8月からチーム別のシーンごとの稽古を経て、
とうとう昨日から全体稽古が始まる。
ここからは、契約も一律。
出番が多い少ないにかかわらず、基本、14時から23時まで身体をあけておく。
スタッフ、キャスト含め、総勢30人から35人の人が劇場を出入りし、
19時から20時の休憩には、食事が配給される。
日本でいうようなスッタフ弁当のようなものを想像していたが、
出てきたのは、大きなトレーに入られた家庭料理だった。
ちなみに、昨日の献立は、
トマトとコリアンダーのサラダ、炒めご飯、チキンソテー、そしてデザートにブラウニー。
全部、手作り。
テーブルには、ところどころにバゲットが置いてある。
舞台監督さんに聞いたところ、映画撮影中や、演劇の稽古などの現場を中心に、
ケータリングを用意するカトリーヌさんという有名な奥さんがいるらしい。
つまり、ご飯は、すべてカトリーヌさんのお家で用意されたもの。
それぞれが好きなだけ、自分のお皿にとって食べる。
とはいっても、全員で「いただきます!」的な習慣はもちろんなく、
それぞれが、自分の好きなタイミングで食べ始める。
最初、周りのお皿を見たら、みんなトマトサラダしか、よそっていなくて、
このグループはベジタリアンなのかなと疑うも、
郷に入っては郷にしたがえと思って、
私も、トマトサラダだけをお皿によそう。
ただ、なにしろ、他の人がまだよそいきっていないので、
全員分たりるのかという心配がつきまとい少なめに。
そして、おのおのトマトサラダを食べ終わると、そのお皿に、またチキンとライスをよそいに行く。

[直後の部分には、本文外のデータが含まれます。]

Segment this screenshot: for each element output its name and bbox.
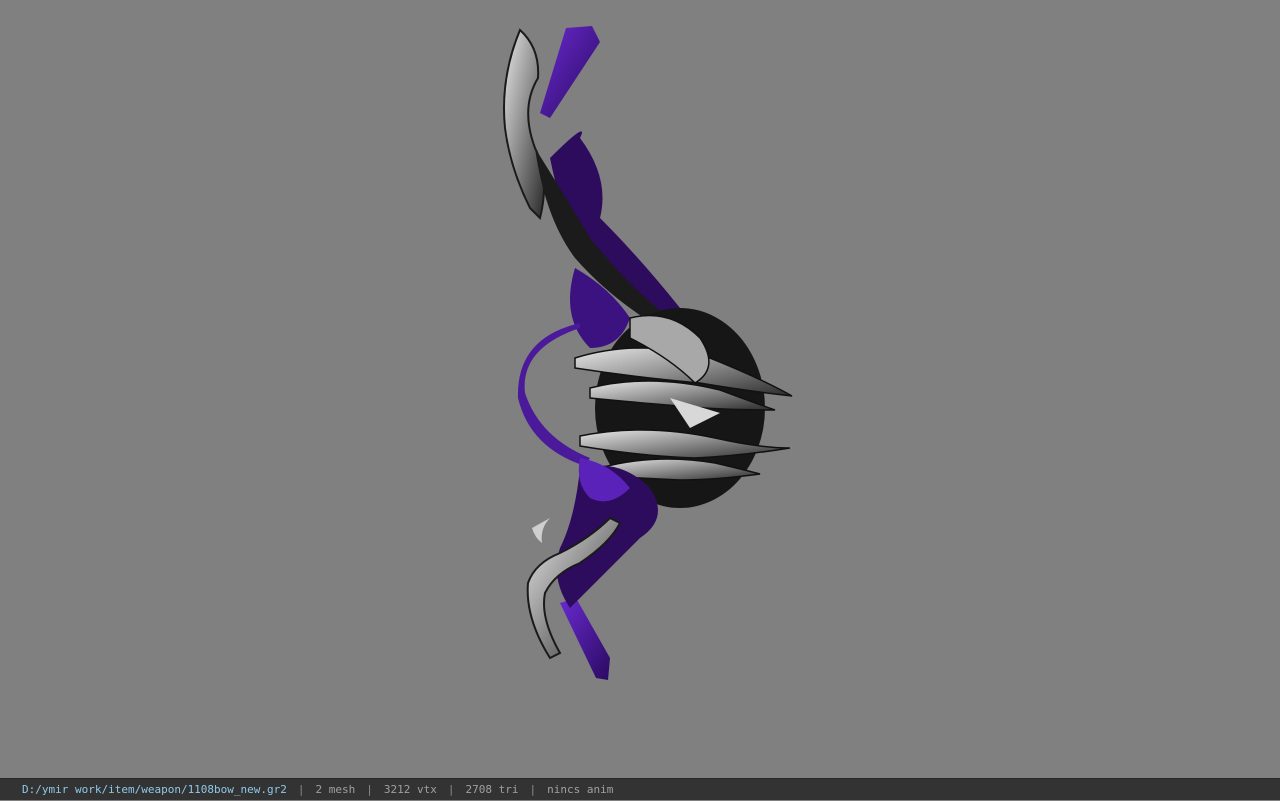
bow-model xyxy=(503,26,793,680)
animation-status: nincs anim xyxy=(547,783,614,796)
upper-ribbon xyxy=(540,26,600,118)
separator: | xyxy=(529,783,537,796)
mesh-count: 2 mesh xyxy=(315,783,356,796)
separator: | xyxy=(447,783,455,796)
lower-ribbon xyxy=(560,598,610,680)
status-bar: D:/ymir work/item/weapon/1108bow_new.gr2… xyxy=(0,778,1280,800)
separator: | xyxy=(297,783,305,796)
upper-limb-metal xyxy=(503,28,545,220)
3d-viewport[interactable] xyxy=(0,0,1280,778)
curl-ribbon xyxy=(517,323,590,466)
file-path: D:/ymir work/item/weapon/1108bow_new.gr2 xyxy=(22,783,287,796)
separator: | xyxy=(366,783,373,796)
vertex-count: 3212 vtx xyxy=(383,783,437,796)
triangle-count: 2708 tri xyxy=(465,783,519,796)
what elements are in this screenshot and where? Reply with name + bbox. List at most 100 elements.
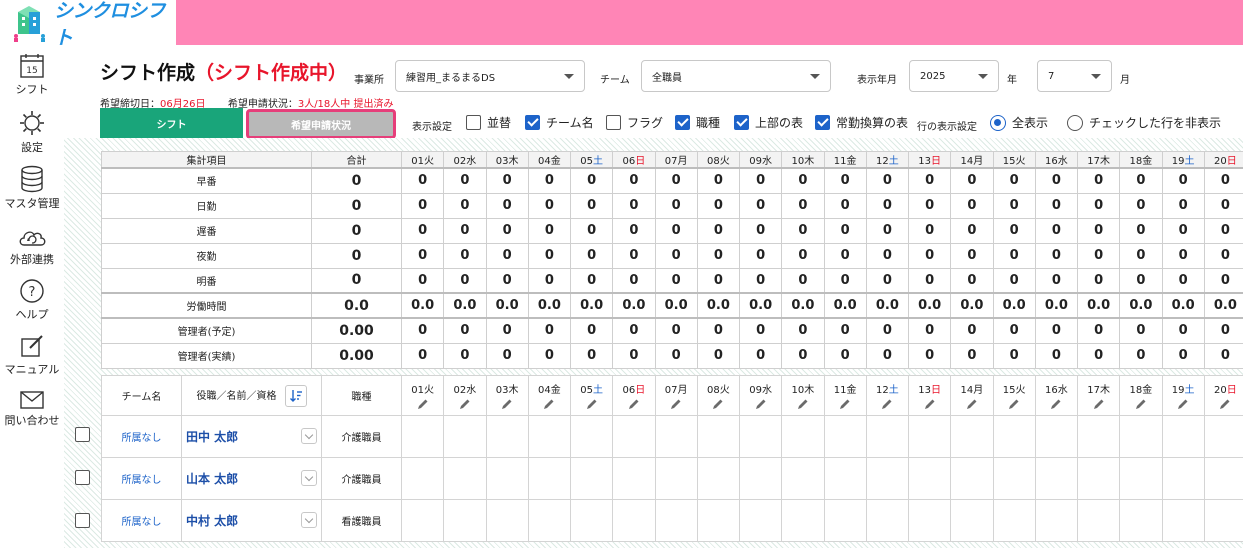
chevron-down-icon[interactable] — [301, 428, 317, 444]
pencil-icon[interactable] — [670, 398, 682, 410]
staff-day-header[interactable]: 20日 — [1203, 375, 1243, 416]
staff-day-header[interactable]: 09水 — [738, 375, 783, 416]
shift-cell[interactable] — [865, 415, 910, 458]
sidebar-item-settings[interactable]: 設定 — [0, 109, 64, 155]
shift-cell[interactable] — [907, 499, 952, 542]
office-select[interactable]: 練習用_まるまるDS — [395, 60, 585, 92]
pencil-icon[interactable] — [586, 398, 598, 410]
chevron-down-icon[interactable] — [301, 512, 317, 528]
pencil-icon[interactable] — [1008, 398, 1020, 410]
shift-cell[interactable] — [738, 499, 783, 542]
shift-cell[interactable] — [654, 499, 698, 542]
pencil-icon[interactable] — [797, 398, 809, 410]
checkbox[interactable] — [734, 115, 749, 130]
staff-team[interactable]: 所属なし — [101, 457, 182, 500]
shift-cell[interactable] — [1161, 415, 1205, 458]
staff-name[interactable]: 山本 太郎 — [181, 457, 322, 500]
pencil-icon[interactable] — [1050, 398, 1062, 410]
pencil-icon[interactable] — [881, 398, 893, 410]
shift-cell[interactable] — [1076, 415, 1121, 458]
staff-day-header[interactable]: 19土 — [1161, 375, 1205, 416]
radio-button[interactable] — [990, 114, 1006, 131]
shift-cell[interactable] — [400, 499, 445, 542]
row-checkbox[interactable] — [75, 470, 90, 485]
staff-name[interactable]: 中村 太郎 — [181, 499, 322, 542]
shift-cell[interactable] — [654, 457, 698, 500]
year-select[interactable]: 2025 — [909, 60, 999, 92]
shift-cell[interactable] — [696, 457, 741, 500]
staff-day-header[interactable]: 06日 — [612, 375, 656, 416]
shift-cell[interactable] — [400, 415, 445, 458]
pencil-icon[interactable] — [1093, 398, 1105, 410]
shift-cell[interactable] — [950, 457, 994, 500]
pencil-icon[interactable] — [417, 398, 429, 410]
shift-cell[interactable] — [1119, 457, 1163, 500]
shift-cell[interactable] — [1203, 457, 1243, 500]
shift-cell[interactable] — [527, 415, 572, 458]
shift-cell[interactable] — [950, 499, 994, 542]
team-select[interactable]: 全職員 — [641, 60, 831, 92]
shift-cell[interactable] — [696, 415, 741, 458]
staff-day-header[interactable]: 07月 — [654, 375, 698, 416]
shift-cell[interactable] — [612, 415, 656, 458]
shift-cell[interactable] — [823, 457, 867, 500]
pencil-icon[interactable] — [924, 398, 936, 410]
staff-day-header[interactable]: 15火 — [992, 375, 1036, 416]
staff-day-header[interactable]: 17木 — [1076, 375, 1121, 416]
shift-cell[interactable] — [1076, 457, 1121, 500]
pencil-icon[interactable] — [1135, 398, 1147, 410]
option-team-name[interactable]: チーム名 — [525, 114, 594, 131]
shift-cell[interactable] — [1119, 499, 1163, 542]
checkbox[interactable] — [466, 115, 481, 130]
shift-cell[interactable] — [612, 457, 656, 500]
option-job[interactable]: 職種 — [675, 114, 720, 131]
shift-cell[interactable] — [485, 499, 529, 542]
pencil-icon[interactable] — [543, 398, 555, 410]
pencil-icon[interactable] — [839, 398, 851, 410]
chevron-down-icon[interactable] — [301, 470, 317, 486]
staff-day-header[interactable]: 03木 — [485, 375, 529, 416]
staff-day-header[interactable]: 01火 — [400, 375, 445, 416]
checkbox[interactable] — [815, 115, 830, 130]
row-checkbox[interactable] — [75, 513, 90, 528]
sidebar-item-help[interactable]: ? ヘルプ — [0, 278, 64, 322]
shift-cell[interactable] — [1119, 415, 1163, 458]
radio-show-all[interactable]: 全表示 — [990, 114, 1048, 131]
staff-day-header[interactable]: 04金 — [527, 375, 572, 416]
shift-cell[interactable] — [823, 415, 867, 458]
pencil-icon[interactable] — [966, 398, 978, 410]
staff-day-header[interactable]: 08火 — [696, 375, 741, 416]
shift-cell[interactable] — [696, 499, 741, 542]
sort-button[interactable] — [284, 384, 307, 407]
shift-cell[interactable] — [1203, 499, 1243, 542]
staff-day-header[interactable]: 12土 — [865, 375, 910, 416]
option-sort[interactable]: 並替 — [466, 114, 511, 131]
shift-cell[interactable] — [1076, 499, 1121, 542]
option-flag[interactable]: フラグ — [606, 114, 663, 131]
shift-cell[interactable] — [485, 415, 529, 458]
shift-cell[interactable] — [907, 457, 952, 500]
shift-cell[interactable] — [781, 457, 825, 500]
staff-day-header[interactable]: 11金 — [823, 375, 867, 416]
pencil-icon[interactable] — [1219, 398, 1231, 410]
shift-cell[interactable] — [738, 457, 783, 500]
tab-request-status[interactable]: 希望申請状況 — [246, 109, 396, 139]
pencil-icon[interactable] — [755, 398, 767, 410]
shift-cell[interactable] — [443, 415, 487, 458]
shift-cell[interactable] — [1034, 499, 1079, 542]
checkbox[interactable] — [525, 115, 540, 130]
shift-cell[interactable] — [1034, 457, 1079, 500]
shift-cell[interactable] — [865, 457, 910, 500]
shift-cell[interactable] — [865, 499, 910, 542]
shift-cell[interactable] — [654, 415, 698, 458]
staff-day-header[interactable]: 02水 — [443, 375, 487, 416]
shift-cell[interactable] — [907, 415, 952, 458]
shift-cell[interactable] — [527, 499, 572, 542]
staff-name[interactable]: 田中 太郎 — [181, 415, 322, 458]
shift-cell[interactable] — [823, 499, 867, 542]
checkbox[interactable] — [606, 115, 621, 130]
staff-day-header[interactable]: 13日 — [907, 375, 952, 416]
staff-team[interactable]: 所属なし — [101, 415, 182, 458]
staff-day-header[interactable]: 10木 — [781, 375, 825, 416]
staff-day-header[interactable]: 18金 — [1119, 375, 1163, 416]
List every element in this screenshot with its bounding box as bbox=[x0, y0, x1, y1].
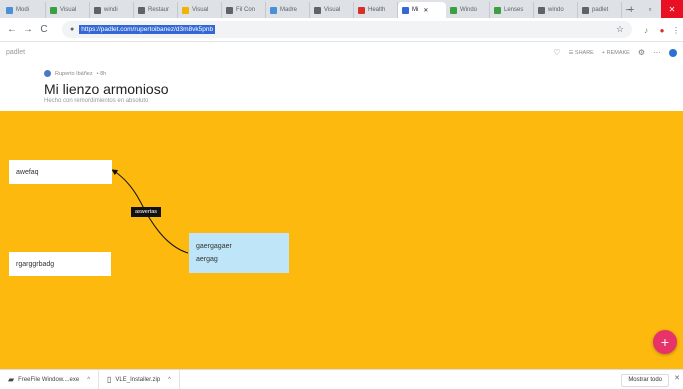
browser-tab[interactable]: Visual bbox=[310, 2, 354, 18]
browser-tab[interactable]: padlet bbox=[578, 2, 622, 18]
favicon-icon bbox=[358, 6, 365, 14]
tab-label: Visual bbox=[60, 7, 77, 13]
url-text[interactable]: https://padlet.com/rupertoibanez/d3m8vk5… bbox=[79, 25, 216, 34]
tab-label: Madre bbox=[280, 7, 298, 13]
add-post-button[interactable]: + bbox=[653, 330, 677, 354]
bookmark-star-icon[interactable]: ☆ bbox=[616, 24, 624, 35]
browser-tab[interactable]: Visual bbox=[46, 2, 90, 18]
favicon-icon bbox=[582, 6, 589, 14]
profile-icon[interactable]: ● bbox=[655, 23, 669, 37]
tab-label: Visual bbox=[192, 7, 209, 13]
browser-tab[interactable]: Madre bbox=[266, 2, 310, 18]
download-item[interactable]: ▯ VLE_Installer.zip ^ bbox=[99, 369, 180, 389]
favicon-icon bbox=[182, 6, 189, 14]
favicon-icon bbox=[402, 6, 409, 14]
forward-icon[interactable]: → bbox=[20, 24, 36, 35]
favicon-icon bbox=[94, 6, 101, 14]
tab-label: windi bbox=[104, 7, 118, 13]
connector-line bbox=[111, 169, 189, 254]
settings-icon[interactable]: ⚙ bbox=[638, 48, 645, 57]
tab-label: Modi bbox=[16, 7, 30, 13]
browser-tab[interactable]: Mi ✕ bbox=[398, 2, 446, 18]
post-text: rgarggrbadg bbox=[16, 260, 55, 268]
close-tab-icon[interactable]: ✕ bbox=[423, 7, 428, 14]
author-avatar bbox=[44, 70, 51, 77]
browser-tab[interactable]: windi bbox=[90, 2, 134, 18]
browser-tab[interactable]: Lenses bbox=[490, 2, 534, 18]
user-avatar[interactable] bbox=[669, 48, 677, 57]
close-downloads-icon[interactable]: ✕ bbox=[674, 374, 680, 382]
browser-tab[interactable]: Restaur bbox=[134, 2, 178, 18]
chevron-up-icon[interactable]: ^ bbox=[87, 377, 90, 383]
breadcrumb: Ruperto Ibáñez • 8h bbox=[44, 70, 106, 77]
post-body: aergag bbox=[196, 256, 218, 263]
remake-button[interactable]: + REMAKE bbox=[602, 50, 630, 56]
tab-label: windo bbox=[548, 7, 564, 13]
browser-tab[interactable]: Health bbox=[354, 2, 398, 18]
connection-label[interactable]: aswertas bbox=[131, 207, 162, 217]
padlet-canvas[interactable]: awefaq rgarggrbadg gaergagaer aergag asw… bbox=[0, 111, 683, 369]
favicon-icon bbox=[6, 6, 13, 14]
favicon-icon bbox=[270, 6, 277, 14]
header-actions: ♡ ☰ SHARE + REMAKE ⚙ ··· bbox=[553, 48, 677, 57]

食べ終わったあと、もうすこし、サラダが食べたいと思ったが、
前菜、メインという順序を通ったあとで、
前菜に戻るというのは、果たして礼儀が悪いことなのか戸惑いながら、
さりげなくおかわり。
あとで、よくよく観察してたら、ほとんどの男の人たちが、足りてなかったらしく、残ってるなら食べるよ、と言って、おかわりをしていたので一安心。
もちろん、日本では、「三角食べ」の教育を受けて、育ってきているので、
レストラン以外の場所では、ひとつのものを食べきってから次にいくという習慣にはどうも慣れない。
食事の文化意識の違いというと、必ずフランス人の話に出てくるのが、ロラン・バルト。
以前もこのブログの中で紹介したのだが、
必ずと言っていいほど、日仏における食事文化の違いについての話題になると登場してくるのが、ロラン・バルト氏が書いた『記号の国』という本。
(過去のブログ記事:芸術作品としてのフランス語で綴られる日本の姿が愛おしすぎる件)
よく、海外生活で、食事は何を食べているかと聞かれるけど、
ここまでグローバル化が進んだ現代社会において、
自分が食べたいものを、海外に行っても食べ続けることはある意味簡単である。
それよりも、その国の食事に対する意識というものは、その空間を共にする人たちへの敬意、つまり、礼儀につながるので、おざなりにはできない。
フランスでは、決められた量、もしくは与えられた量を食べきるという習慣もないらしい。
確かに、体型ひとつとっても、
日本よりはるかに個人差があるのだから、それぞれ食べる量が違って当たり前なのだろう。